A new study raises questions on whether current conservation science and policy for protected areas could be saving more biodiversity — with political and economic expediency often having taken precedence in the past. Lead author Professor Bob Pressey, from the ARC Centre of Excellence for Coral Reef Studies (Coral CoE) at James Cook University (JCU), said the term ‘save’ in conservation needs to be better defined.
“Across the world, protected areas are established where they least interfere with commercial activities, even though those activities can cause decline and extinction,” Prof Pressey said.
“But ‘saving’ means intervening in a way that prevents the loss of ecosystems and species,” he said.
“There lies the problem. Business as usual means expanding protected areas where they make little difference while threatened biodiversity continues to disappear.”
Prof Pressey said measures other than saving are used to assess conservation progress, and these are often politically convenient: money invested, km2 protected areas established and the number of species contained in national parks. These measures can hide a lack of progress in real conservation.
“What do these measures actually tell us about saving?” he said. “Not much. Real progress in saving biodiversity is measured by how much loss we have avoided.”
While political, institutional and communication barriers are difficult to overcome, conservation measures need to be redefined. As an example, the study suggests the Aichi global Target 11 to increase protected areas to 17% of land and 10% of oceans hampers conservation. The target has instead motivated a race to increase coverage in the most expedient ways, both politically and economically.

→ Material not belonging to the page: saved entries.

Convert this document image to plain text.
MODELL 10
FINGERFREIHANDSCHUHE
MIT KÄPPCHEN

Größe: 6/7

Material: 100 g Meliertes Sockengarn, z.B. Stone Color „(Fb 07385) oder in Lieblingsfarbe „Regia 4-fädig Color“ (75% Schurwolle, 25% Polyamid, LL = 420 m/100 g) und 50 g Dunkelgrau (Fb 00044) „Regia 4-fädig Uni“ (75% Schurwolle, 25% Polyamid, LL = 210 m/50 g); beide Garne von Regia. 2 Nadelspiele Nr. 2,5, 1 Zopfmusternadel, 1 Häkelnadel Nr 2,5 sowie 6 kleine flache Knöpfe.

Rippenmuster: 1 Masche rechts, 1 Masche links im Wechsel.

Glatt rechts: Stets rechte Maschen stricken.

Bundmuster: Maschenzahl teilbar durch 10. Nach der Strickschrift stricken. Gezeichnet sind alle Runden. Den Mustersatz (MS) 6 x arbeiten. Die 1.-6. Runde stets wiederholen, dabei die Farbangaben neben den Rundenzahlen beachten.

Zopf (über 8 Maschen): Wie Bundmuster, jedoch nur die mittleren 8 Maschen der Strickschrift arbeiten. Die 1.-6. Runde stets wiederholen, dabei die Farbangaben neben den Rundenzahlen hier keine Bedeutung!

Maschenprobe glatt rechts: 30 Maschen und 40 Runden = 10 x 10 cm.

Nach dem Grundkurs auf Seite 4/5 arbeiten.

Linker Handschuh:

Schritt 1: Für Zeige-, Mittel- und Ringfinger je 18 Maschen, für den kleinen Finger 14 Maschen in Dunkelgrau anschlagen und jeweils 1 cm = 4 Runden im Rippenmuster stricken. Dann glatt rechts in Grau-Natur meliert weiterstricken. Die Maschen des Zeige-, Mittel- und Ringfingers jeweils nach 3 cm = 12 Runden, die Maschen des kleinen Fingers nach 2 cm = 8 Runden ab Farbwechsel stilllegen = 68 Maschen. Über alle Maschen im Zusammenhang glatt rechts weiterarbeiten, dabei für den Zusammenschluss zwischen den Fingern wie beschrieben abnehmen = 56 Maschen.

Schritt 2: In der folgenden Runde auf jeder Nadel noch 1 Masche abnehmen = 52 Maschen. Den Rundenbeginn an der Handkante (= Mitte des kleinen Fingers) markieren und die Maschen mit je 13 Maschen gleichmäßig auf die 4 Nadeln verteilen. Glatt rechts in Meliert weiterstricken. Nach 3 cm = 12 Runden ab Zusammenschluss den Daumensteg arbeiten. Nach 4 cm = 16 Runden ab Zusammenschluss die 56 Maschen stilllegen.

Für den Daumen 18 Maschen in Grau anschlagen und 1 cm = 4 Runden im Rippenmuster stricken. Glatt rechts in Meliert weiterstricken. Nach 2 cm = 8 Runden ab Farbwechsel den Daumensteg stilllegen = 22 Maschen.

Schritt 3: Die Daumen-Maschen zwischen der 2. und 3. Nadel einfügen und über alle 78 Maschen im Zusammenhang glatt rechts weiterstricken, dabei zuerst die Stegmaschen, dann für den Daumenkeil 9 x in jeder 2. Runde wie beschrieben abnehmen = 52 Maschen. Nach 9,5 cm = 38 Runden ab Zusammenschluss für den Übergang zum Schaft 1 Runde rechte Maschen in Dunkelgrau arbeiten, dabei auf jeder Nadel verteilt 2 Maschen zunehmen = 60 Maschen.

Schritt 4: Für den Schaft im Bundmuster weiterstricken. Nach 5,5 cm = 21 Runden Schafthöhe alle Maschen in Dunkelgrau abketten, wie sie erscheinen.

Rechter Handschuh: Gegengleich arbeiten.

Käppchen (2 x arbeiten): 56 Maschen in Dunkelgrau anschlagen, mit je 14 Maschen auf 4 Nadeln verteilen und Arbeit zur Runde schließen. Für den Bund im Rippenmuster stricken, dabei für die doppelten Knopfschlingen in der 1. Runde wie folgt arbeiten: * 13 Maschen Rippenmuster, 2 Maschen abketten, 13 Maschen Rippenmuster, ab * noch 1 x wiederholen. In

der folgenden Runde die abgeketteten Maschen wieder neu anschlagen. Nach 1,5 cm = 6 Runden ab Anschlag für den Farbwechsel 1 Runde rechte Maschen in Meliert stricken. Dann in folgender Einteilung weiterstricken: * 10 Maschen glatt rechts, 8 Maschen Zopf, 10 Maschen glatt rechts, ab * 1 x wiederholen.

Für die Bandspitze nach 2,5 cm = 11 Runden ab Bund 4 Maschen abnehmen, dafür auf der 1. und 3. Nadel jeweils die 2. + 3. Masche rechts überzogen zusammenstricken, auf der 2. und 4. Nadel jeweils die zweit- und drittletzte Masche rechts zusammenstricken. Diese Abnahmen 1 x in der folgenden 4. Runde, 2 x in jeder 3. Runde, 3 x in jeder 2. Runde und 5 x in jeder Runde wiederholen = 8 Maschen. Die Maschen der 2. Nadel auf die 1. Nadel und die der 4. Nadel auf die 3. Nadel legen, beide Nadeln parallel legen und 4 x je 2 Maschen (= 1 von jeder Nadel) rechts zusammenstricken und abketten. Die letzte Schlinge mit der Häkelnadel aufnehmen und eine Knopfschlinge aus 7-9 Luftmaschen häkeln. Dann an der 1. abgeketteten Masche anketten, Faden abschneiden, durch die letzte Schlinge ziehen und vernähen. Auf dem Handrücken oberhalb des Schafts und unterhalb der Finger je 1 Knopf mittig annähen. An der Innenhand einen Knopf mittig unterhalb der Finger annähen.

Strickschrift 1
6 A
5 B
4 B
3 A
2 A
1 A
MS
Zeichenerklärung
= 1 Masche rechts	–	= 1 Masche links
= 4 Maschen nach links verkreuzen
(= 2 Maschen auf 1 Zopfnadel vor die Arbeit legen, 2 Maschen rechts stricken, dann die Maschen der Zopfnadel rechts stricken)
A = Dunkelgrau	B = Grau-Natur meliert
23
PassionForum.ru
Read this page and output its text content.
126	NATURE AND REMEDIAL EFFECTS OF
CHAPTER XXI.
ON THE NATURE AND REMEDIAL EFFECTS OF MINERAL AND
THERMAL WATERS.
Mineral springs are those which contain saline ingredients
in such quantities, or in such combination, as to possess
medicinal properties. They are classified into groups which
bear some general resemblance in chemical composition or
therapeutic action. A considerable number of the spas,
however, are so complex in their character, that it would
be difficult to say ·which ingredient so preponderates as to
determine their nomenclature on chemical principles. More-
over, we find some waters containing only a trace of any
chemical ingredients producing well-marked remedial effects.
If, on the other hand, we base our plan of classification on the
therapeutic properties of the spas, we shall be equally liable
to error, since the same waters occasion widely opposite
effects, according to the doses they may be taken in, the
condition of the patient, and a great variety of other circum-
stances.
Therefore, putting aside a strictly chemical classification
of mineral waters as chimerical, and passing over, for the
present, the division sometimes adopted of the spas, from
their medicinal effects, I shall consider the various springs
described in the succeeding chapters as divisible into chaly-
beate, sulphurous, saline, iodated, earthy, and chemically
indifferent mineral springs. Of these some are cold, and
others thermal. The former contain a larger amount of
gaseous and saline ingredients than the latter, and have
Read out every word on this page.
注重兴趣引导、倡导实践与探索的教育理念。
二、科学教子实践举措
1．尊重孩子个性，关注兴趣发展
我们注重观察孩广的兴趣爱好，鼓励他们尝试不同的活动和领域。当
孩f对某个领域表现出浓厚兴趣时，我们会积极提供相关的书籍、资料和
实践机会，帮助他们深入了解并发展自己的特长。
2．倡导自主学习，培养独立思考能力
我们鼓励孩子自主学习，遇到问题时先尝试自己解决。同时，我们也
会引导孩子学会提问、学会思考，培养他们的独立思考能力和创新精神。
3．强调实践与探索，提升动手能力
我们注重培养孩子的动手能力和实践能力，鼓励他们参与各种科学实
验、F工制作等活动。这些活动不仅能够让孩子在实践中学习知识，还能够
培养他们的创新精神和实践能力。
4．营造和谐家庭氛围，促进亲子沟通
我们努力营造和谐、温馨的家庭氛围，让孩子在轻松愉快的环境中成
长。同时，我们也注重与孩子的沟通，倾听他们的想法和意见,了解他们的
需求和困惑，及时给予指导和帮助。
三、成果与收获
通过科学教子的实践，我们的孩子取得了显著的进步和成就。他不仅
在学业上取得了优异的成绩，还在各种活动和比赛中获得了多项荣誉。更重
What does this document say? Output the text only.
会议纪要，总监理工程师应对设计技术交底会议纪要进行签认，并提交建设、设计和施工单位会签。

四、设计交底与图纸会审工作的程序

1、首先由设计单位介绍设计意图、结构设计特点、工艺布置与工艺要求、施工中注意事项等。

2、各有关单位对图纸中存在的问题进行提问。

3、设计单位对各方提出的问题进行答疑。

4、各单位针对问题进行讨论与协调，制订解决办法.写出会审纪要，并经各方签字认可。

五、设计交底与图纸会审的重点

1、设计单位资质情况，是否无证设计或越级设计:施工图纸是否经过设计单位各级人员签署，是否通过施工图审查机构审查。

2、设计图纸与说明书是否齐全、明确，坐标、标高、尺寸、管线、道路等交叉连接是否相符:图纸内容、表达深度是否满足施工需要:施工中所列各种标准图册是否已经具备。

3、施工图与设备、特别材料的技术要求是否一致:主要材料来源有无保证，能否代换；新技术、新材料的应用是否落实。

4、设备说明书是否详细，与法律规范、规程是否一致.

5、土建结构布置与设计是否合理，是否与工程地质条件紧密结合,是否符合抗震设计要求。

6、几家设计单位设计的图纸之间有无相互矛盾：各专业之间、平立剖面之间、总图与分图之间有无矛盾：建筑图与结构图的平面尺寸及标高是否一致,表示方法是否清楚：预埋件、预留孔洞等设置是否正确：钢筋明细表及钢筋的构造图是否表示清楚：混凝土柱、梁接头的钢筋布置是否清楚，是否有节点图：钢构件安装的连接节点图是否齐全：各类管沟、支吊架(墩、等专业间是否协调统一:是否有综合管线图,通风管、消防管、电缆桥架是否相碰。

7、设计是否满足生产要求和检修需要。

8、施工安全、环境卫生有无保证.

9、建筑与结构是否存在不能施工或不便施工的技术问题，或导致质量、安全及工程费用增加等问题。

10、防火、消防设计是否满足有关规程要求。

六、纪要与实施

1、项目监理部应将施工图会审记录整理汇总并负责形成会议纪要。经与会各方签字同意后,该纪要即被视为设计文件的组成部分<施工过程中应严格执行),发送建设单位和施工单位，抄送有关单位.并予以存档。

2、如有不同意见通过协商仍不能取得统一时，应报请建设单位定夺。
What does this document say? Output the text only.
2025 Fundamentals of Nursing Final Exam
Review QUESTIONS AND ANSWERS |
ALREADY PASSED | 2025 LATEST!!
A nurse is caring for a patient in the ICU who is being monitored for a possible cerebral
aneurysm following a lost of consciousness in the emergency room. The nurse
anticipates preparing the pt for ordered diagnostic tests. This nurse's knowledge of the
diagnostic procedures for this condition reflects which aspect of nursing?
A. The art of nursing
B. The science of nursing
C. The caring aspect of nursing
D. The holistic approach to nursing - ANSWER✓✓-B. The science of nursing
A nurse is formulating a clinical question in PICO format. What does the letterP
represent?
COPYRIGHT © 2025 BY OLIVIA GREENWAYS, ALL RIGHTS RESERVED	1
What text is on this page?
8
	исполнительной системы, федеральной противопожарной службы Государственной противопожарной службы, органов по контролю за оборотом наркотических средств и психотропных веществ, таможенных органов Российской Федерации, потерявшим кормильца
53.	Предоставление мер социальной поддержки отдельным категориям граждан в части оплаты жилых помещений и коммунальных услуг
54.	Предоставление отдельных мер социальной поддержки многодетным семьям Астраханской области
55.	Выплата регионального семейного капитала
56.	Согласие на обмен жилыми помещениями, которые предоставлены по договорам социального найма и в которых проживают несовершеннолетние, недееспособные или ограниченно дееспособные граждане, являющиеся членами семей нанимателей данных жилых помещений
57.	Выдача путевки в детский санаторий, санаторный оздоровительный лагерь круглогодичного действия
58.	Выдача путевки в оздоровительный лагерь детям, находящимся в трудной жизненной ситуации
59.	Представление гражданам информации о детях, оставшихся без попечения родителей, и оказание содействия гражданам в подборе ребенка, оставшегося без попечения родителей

Prof Pressey said there is a real risk that post-2020 targets will do the same unless they focus on avoiding loss.
“The future of nature conservation lies in identifying where science and policy can make the most difference — and then measuring, year by year, the difference made,” he said.
The study brought together a team of scientific and policy experts from across Australia, Austria, and the USA. Their results will contribute to ongoing global discussions about the post-2020 global biodiversity framework.
“Better science is needed to demonstrate that we can predict where, when, and how we can most effectively save biodiversity,” Prof Pressey said.
“And global policy makers need to revise their expectations and targets to address conservation impact, or avoided loss.”
He said saving biodiversity means developing global guidance for all jurisdictions to implement local interventions.
“With this, we can achieve smarter and more meaningful conservation targets that go beyond the extent of the area being protected.”